Wer billig kauft, kauft dreimal: Gerade ist mir beim zweiten Sparschäler innerhalb von 14 Tagen die bewegliche Klinge aus ihrer Plastikaufhängung gebrochen. Wer Sparschäler aus Kunststoff kauft, spart also am falschen Ende, nämlich am oberen!

Mark-Stefan Tietze

 Gebt ihnen einen Lebenszyklus!

Künstliche Pflanzen täuschen mir immer gekonnter Natürlichkeit vor. Was ihnen da aber noch fehlt, ist die Fähigkeit zu verwelken. Mein Vorschlag: Plastikpflanzen in verschiedenen Welkstadien, damit man sich das Naserümpfen der Gäste erspart und weiterhin nur dafür belächelt wird, dass man alle seine Zöglinge sterben lässt.

Michael Höfler

 Nicht lustig, bloß komisch

Während ich früher schon ein kleines bisschen stolz darauf war, aus einer Nation zu stammen, die mit Loriot und Heinz Erhardt wahre Zen-Meister der Selbstironie hervorgebracht hat, hinterfrage ich meine humoristische Herkunft aufgrund diverser Alltagserfahrungen jetzt immer öfter mit Gedanken wie diesem: Möchte ich den Rest meines Lebens wirklich in einem Land verbringen, in dem man während seiner Mittagspause in ein Café geht, das vor der Tür vollmundig mit »leckerem Hunde-Eis« wirbt, und auf seine Bestellung »Zwei Kugeln Labrador und eine Kugel Schnauzer« statt des fest eingeplanten Lachers ein »RAUS HIER!« entgegengebrüllt bekommt?

Patric Hemgesberg

 100 % Maxx Dad Pow(d)er

Als leidenschaftlicher Kraftsportler wünsche ich mir, dass meine Asche eines Tages in einer dieser riesigen Proteinpulverdosen aufbewahrt wird.
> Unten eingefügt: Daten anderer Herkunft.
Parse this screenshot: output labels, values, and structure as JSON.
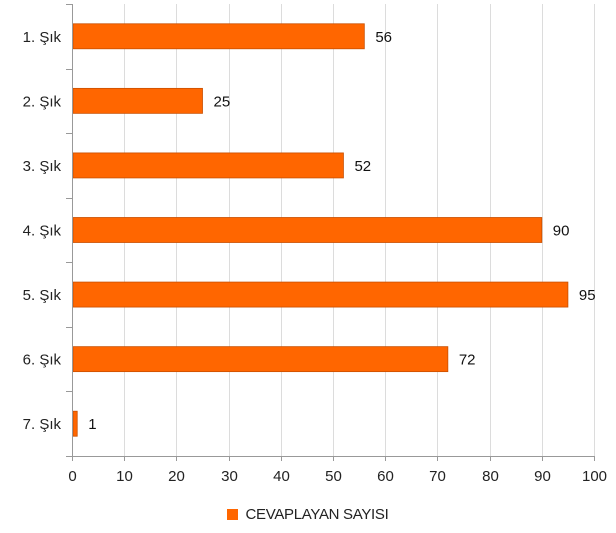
{
  "chart_data": {
    "type": "bar",
    "orientation": "horizontal",
    "categories": [
      "1. Şık",
      "2. Şık",
      "3. Şık",
      "4. Şık",
      "5. Şık",
      "6. Şık",
      "7. Şık"
    ],
    "series": [
      {
        "name": "CEVAPLAYAN SAYISI",
        "values": [
          56,
          25,
          52,
          90,
          95,
          72,
          1
        ],
        "color": "#ff6600"
      }
    ],
    "xlim": [
      0,
      100
    ],
    "xticks": [
      0,
      10,
      20,
      30,
      40,
      50,
      60,
      70,
      80,
      90,
      100
    ],
    "grid": true,
    "legend_position": "bottom",
    "data_labels": true
  }
}
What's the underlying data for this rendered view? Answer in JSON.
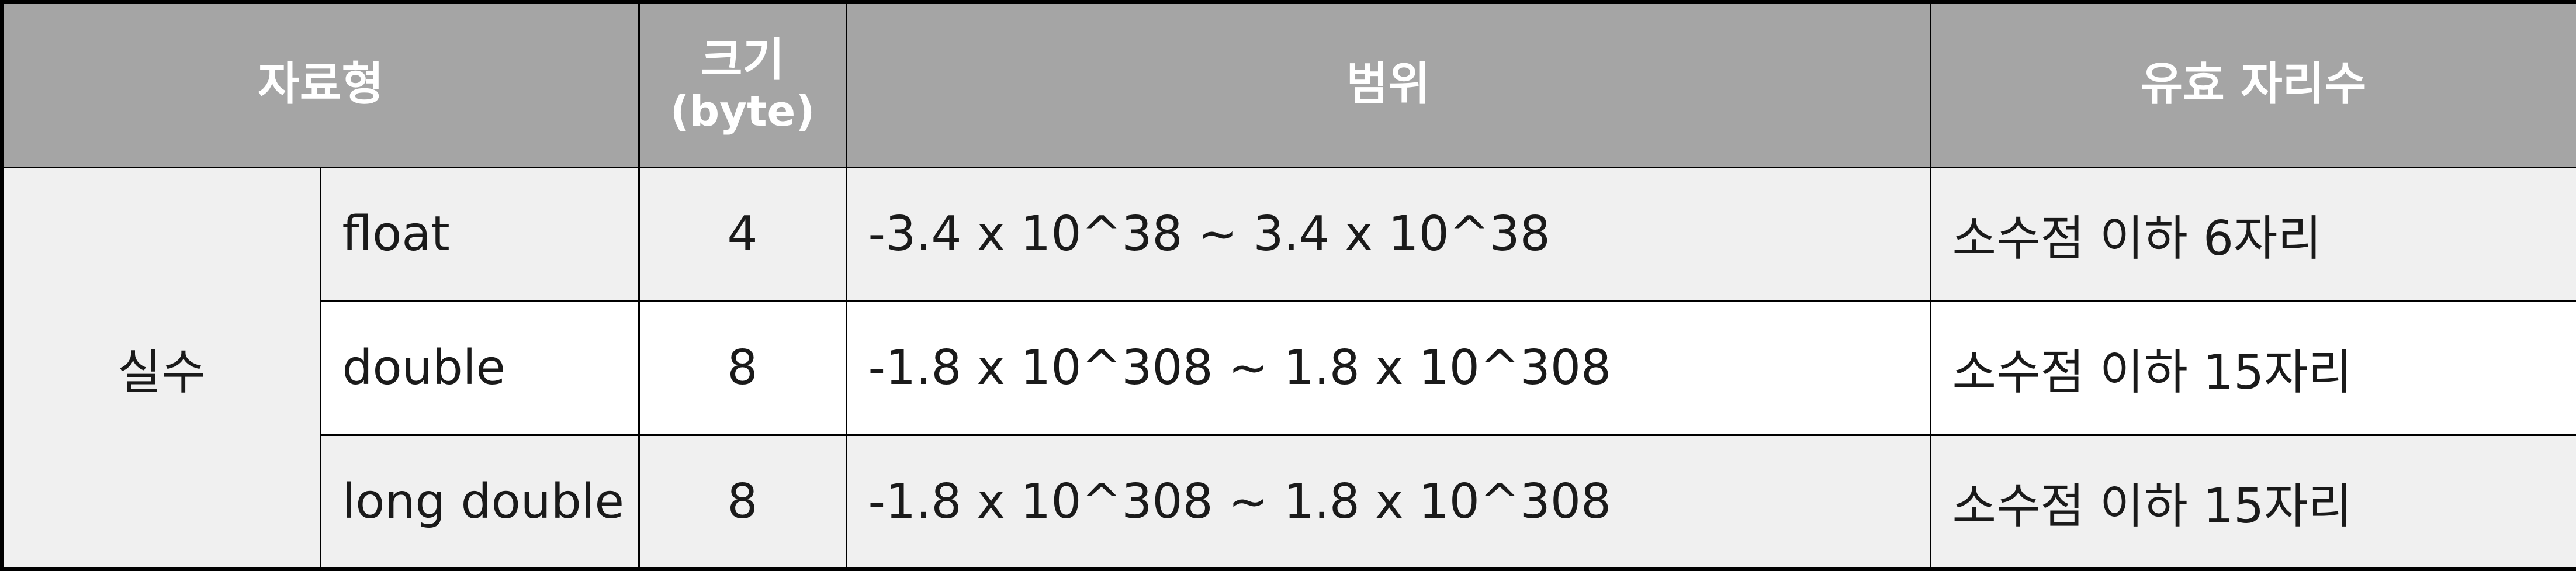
{
  "headers": {
    "type": "자료형",
    "size_line1": "크기",
    "size_line2": "(byte)",
    "range": "범위",
    "precision": "유효 자리수"
  },
  "category": "실수",
  "rows": [
    {
      "type": "float",
      "size": "4",
      "range": "-3.4 x 10^38 ~ 3.4 x 10^38",
      "precision": "소수점 이하 6자리"
    },
    {
      "type": "double",
      "size": "8",
      "range": "-1.8 x 10^308 ~ 1.8 x 10^308",
      "precision": "소수점 이하 15자리"
    },
    {
      "type": "long double",
      "size": "8",
      "range": "-1.8 x 10^308 ~ 1.8 x 10^308",
      "precision": "소수점 이하 15자리"
    }
  ],
  "colors": {
    "header_bg": "#a5a5a5",
    "header_text": "#ffffff",
    "shaded_row": "#f0f0f0",
    "plain_row": "#ffffff",
    "border": "#000000"
  }
}
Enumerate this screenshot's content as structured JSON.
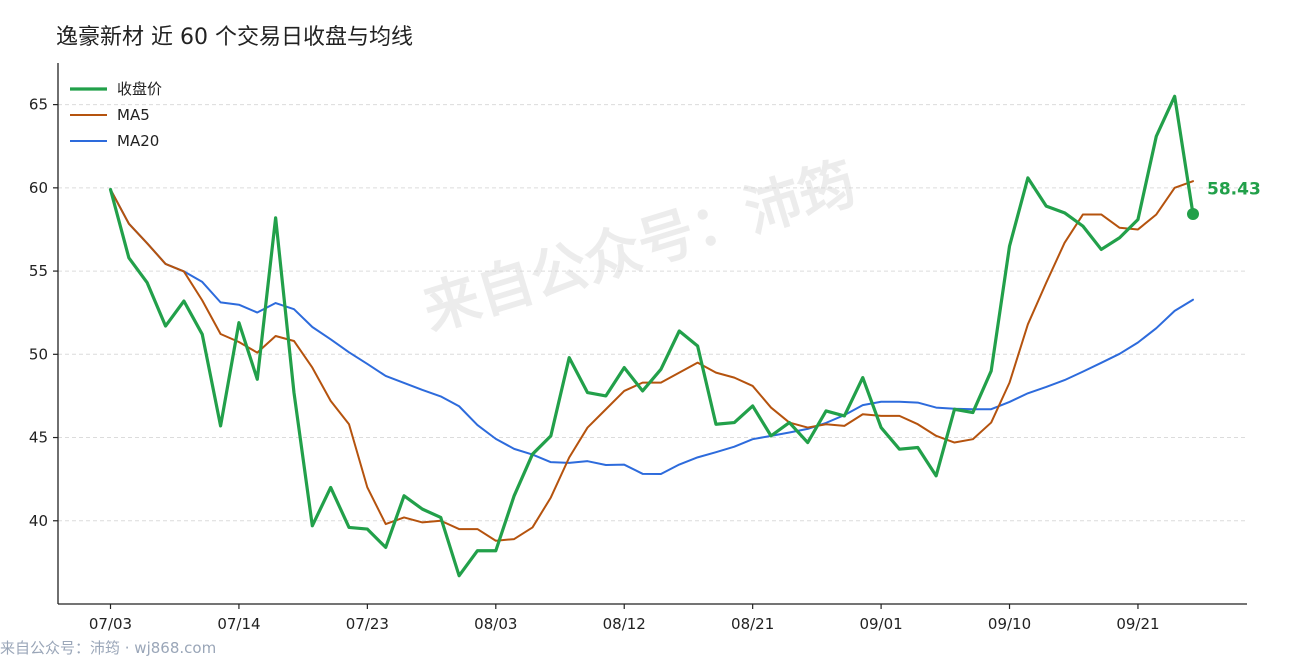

Auf dem Kaminsims stehend, soll sie an mich erinnern. Und meinen Nachkommen irgendwann einen köstlichen Shake bieten.

Leo Riegel

 In Würde altern

Früher hätte mich der riesige Pickel mitten auf meinem Hals stark gestört. Heute trage ich den wohl niedlichsten ausgeprägten Adamsapfel, den die Welt je gesehen hat, mit großem Stolz ein paar Tage vor mir her.